I wanna do this thing:
I have a folder with many js files. When I save one of them, I want to save the minified file in other folder.
I got it partially, because my script watch many files and when I change one, all files are copied and minified to the destination folder.
I discover recently that gulp.run is not used anymore.
If someone could help me, I'll be greatful.
I was trying this way:
var gulp = require('gulp');
var jshint = require('gulp-jshint');
var uglify = require('gulp-uglify');
var watch = require('gulp-watch');
var files_dev = "./_sys/js/private/*.js";
var path_prod = "./_sys/js/public/";
gulp.task('dist-file', function(file) {
gulp.src(file)
.pipe(uglify())
.pipe(gulp.dest(path_prod));
});
gulp.task('default', function() {
gulp.watch(files_dev).on("change", function(file) {
gulp.run('dist-file');
});
dist-file doen't need to be a gulp task, you can make that a function which you can pass the file or glob to process.
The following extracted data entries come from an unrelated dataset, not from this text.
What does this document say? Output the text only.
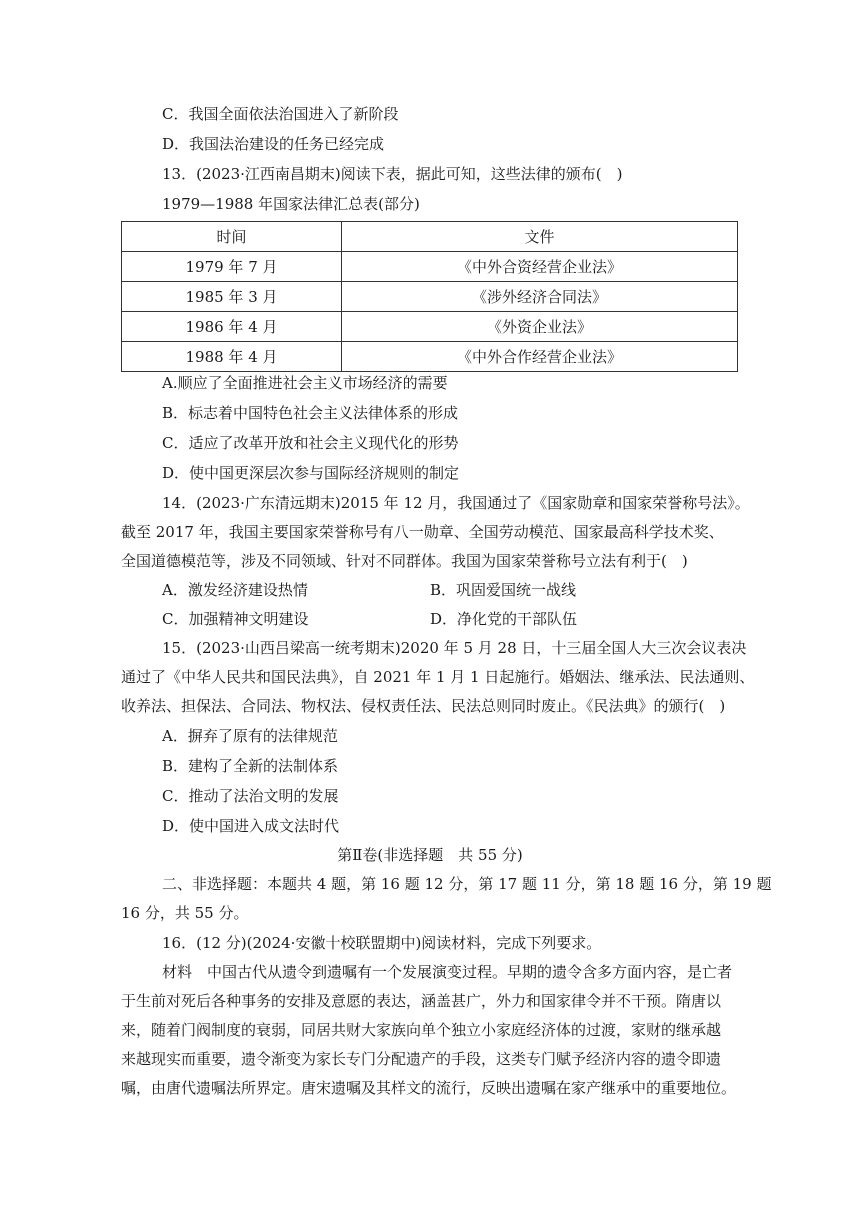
C．我国全面依法治国进入了新阶段
D．我国法治建设的任务已经完成
13．(2023·江西南昌期末)阅读下表，据此可知，这些法律的颁布(　)
1979—1988 年国家法律汇总表(部分)
时间	文件
1979 年 7 月	《中外合资经营企业法》
1985 年 3 月	《涉外经济合同法》
1986 年 4 月	《外资企业法》
1988 年 4 月	《中外合作经营企业法》
A.顺应了全面推进社会主义市场经济的需要
B．标志着中国特色社会主义法律体系的形成
C．适应了改革开放和社会主义现代化的形势
D．使中国更深层次参与国际经济规则的制定
14．(2023·广东清远期末)2015 年 12 月，我国通过了《国家勋章和国家荣誉称号法》。
截至 2017 年，我国主要国家荣誉称号有八一勋章、全国劳动模范、国家最高科学技术奖、
全国道德模范等，涉及不同领域、针对不同群体。我国为国家荣誉称号立法有利于(　)
A．激发经济建设热情	B．巩固爱国统一战线
C．加强精神文明建设	D．净化党的干部队伍
15．(2023·山西吕梁高一统考期末)2020 年 5 月 28 日，十三届全国人大三次会议表决
通过了《中华人民共和国民法典》，自 2021 年 1 月 1 日起施行。婚姻法、继承法、民法通则、
收养法、担保法、合同法、物权法、侵权责任法、民法总则同时废止。《民法典》的颁行(　)
A．摒弃了原有的法律规范
B．建构了全新的法制体系
C．推动了法治文明的发展
D．使中国进入成文法时代
第Ⅱ卷(非选择题　共 55 分)
二、非选择题：本题共 4 题，第 16 题 12 分，第 17 题 11 分，第 18 题 16 分，第 19 题
16 分，共 55 分。
16．(12 分)(2024·安徽十校联盟期中)阅读材料，完成下列要求。
材料　中国古代从遗令到遗嘱有一个发展演变过程。早期的遗令含多方面内容，是亡者
于生前对死后各种事务的安排及意愿的表达，涵盖甚广，外力和国家律令并不干预。隋唐以
来，随着门阀制度的衰弱，同居共财大家族向单个独立小家庭经济体的过渡，家财的继承越
来越现实而重要，遗令渐变为家长专门分配遗产的手段，这类专门赋予经济内容的遗令即遗
嘱，由唐代遗嘱法所界定。唐宋遗嘱及其样文的流行，反映出遗嘱在家产继承中的重要地位。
Also watch is part of gulp now so you shouldn't need gulp-watch.
var jshint = require('gulp-jshint');
var uglify = require('gulp-uglify');
var files_dev = "./_sys/js/private/*.js";
var path_prod = "./_sys/js/public/";
function uglifyFile (file) {
gulp.src([file])
.pipe(uglify())
.pipe(gulp.dest(path_prod));
}
gulp.task('watch-test', function() {
gulp.watch(files_dev).on("change", function (event) {
uglifyFile(event.path);
});
});